On Sun, Apr 23, 2006 at 08:34:39PM +0200, Juliusz Chroboczek wrote:
>
> >>> hunk <file> <byte#> <line#> <#old bytes> <#old lines> <#new bytes> <#new
> >>> lines>
> >>> old:
> >>> <the old data>
> >>> new:
> >>> <the new data>
> >>> end.
>
> >> Question: do we want to allow for arbitrary amounts of padding in
> >> order to page-align the data? This might provide a slight performance
> >> benefit when mmapping.
>
> > That's already allowed by the lexing function dropping arbitrary
> > whitespace before "old" and "new".
>
> Hmm... my understanding is that with the new patch format, you just
> mmap/read/gzread the patch file, check for the strings ``old:'',
> ``new:'' and ``end.'' at the right file offsets (which are implied by
> the <#old bytes> and <#new bytes>), then extract the actual data.

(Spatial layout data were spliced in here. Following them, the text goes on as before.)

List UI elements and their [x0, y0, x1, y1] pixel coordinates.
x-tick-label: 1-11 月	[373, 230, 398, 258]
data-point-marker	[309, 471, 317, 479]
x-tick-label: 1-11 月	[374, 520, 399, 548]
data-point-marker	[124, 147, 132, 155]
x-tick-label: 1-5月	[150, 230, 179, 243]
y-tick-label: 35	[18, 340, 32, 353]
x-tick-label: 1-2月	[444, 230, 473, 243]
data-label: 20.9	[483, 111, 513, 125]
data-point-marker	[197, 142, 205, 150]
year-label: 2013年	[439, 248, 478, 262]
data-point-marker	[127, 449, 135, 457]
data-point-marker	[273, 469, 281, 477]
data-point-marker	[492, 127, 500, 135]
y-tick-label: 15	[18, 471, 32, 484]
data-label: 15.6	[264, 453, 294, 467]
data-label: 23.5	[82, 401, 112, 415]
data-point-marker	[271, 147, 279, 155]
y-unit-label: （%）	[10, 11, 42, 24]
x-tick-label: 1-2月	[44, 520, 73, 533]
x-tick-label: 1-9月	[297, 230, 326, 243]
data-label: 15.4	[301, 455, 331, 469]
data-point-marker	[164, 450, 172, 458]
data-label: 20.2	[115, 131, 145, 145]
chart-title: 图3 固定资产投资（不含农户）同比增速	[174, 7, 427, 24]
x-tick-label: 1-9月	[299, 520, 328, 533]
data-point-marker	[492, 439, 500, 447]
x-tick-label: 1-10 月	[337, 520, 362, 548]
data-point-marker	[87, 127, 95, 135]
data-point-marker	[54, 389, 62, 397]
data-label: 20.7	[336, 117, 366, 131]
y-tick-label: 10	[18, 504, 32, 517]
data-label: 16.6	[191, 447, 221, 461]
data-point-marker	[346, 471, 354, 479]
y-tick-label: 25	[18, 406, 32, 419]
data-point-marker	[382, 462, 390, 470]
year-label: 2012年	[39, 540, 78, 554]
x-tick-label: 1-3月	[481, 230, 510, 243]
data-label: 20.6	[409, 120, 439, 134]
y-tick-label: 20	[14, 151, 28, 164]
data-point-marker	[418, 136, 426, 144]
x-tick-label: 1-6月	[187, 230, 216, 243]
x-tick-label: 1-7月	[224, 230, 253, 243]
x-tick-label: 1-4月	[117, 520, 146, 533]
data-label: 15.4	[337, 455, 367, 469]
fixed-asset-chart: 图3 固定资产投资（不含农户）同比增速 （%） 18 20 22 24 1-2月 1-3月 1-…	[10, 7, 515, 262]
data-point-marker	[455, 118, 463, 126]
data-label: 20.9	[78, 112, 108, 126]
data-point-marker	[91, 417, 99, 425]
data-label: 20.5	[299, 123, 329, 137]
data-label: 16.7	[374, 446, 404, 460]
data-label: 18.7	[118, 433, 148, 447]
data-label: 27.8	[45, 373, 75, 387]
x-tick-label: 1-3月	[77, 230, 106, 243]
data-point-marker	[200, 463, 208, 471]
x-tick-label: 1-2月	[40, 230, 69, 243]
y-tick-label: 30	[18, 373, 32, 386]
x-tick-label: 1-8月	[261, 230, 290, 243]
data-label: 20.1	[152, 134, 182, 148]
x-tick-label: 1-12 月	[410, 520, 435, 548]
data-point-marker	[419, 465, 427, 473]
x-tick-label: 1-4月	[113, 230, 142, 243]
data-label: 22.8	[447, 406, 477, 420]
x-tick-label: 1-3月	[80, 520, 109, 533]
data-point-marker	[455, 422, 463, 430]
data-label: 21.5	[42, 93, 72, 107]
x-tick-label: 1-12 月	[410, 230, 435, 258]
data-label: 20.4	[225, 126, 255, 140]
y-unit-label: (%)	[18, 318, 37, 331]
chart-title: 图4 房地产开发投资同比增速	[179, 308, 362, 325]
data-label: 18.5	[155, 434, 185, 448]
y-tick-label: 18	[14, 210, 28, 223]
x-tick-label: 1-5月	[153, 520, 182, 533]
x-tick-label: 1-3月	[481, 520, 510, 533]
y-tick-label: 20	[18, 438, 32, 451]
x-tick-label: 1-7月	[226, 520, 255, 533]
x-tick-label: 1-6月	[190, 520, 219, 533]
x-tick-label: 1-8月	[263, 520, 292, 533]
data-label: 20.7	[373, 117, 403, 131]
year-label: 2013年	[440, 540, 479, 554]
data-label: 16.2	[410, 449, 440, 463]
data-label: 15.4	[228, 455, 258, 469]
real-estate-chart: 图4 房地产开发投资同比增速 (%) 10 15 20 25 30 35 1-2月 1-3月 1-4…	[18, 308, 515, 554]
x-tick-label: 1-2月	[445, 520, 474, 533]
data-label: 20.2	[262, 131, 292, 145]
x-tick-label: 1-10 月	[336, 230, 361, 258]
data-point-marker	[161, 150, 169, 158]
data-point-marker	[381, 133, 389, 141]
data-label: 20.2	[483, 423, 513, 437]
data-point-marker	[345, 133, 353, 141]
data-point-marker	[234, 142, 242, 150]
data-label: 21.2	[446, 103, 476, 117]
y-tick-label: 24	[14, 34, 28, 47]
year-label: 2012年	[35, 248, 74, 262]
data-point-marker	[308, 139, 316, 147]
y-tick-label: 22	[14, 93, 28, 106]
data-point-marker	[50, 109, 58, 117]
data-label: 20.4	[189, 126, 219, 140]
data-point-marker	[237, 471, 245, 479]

There
> is no lexing whatsoever -- you never even touch the mmapped pages
> until you need the data.
I'm assuming the patch parsing code is going to look (very roughly) like
this:
"hunk" <- my_lex
fn <- my_lex
...
old_bytes <- my_lex_int
...
"old:" <- my_lex
skip '\n'
old_data <- takeBytes old_bytes
skip '\n'
"new:" <- my_lex
...
so the '"old:" <- my_lex' can skip over any white space that is put in
for alignment purposes. Have I misunderstood what you mean?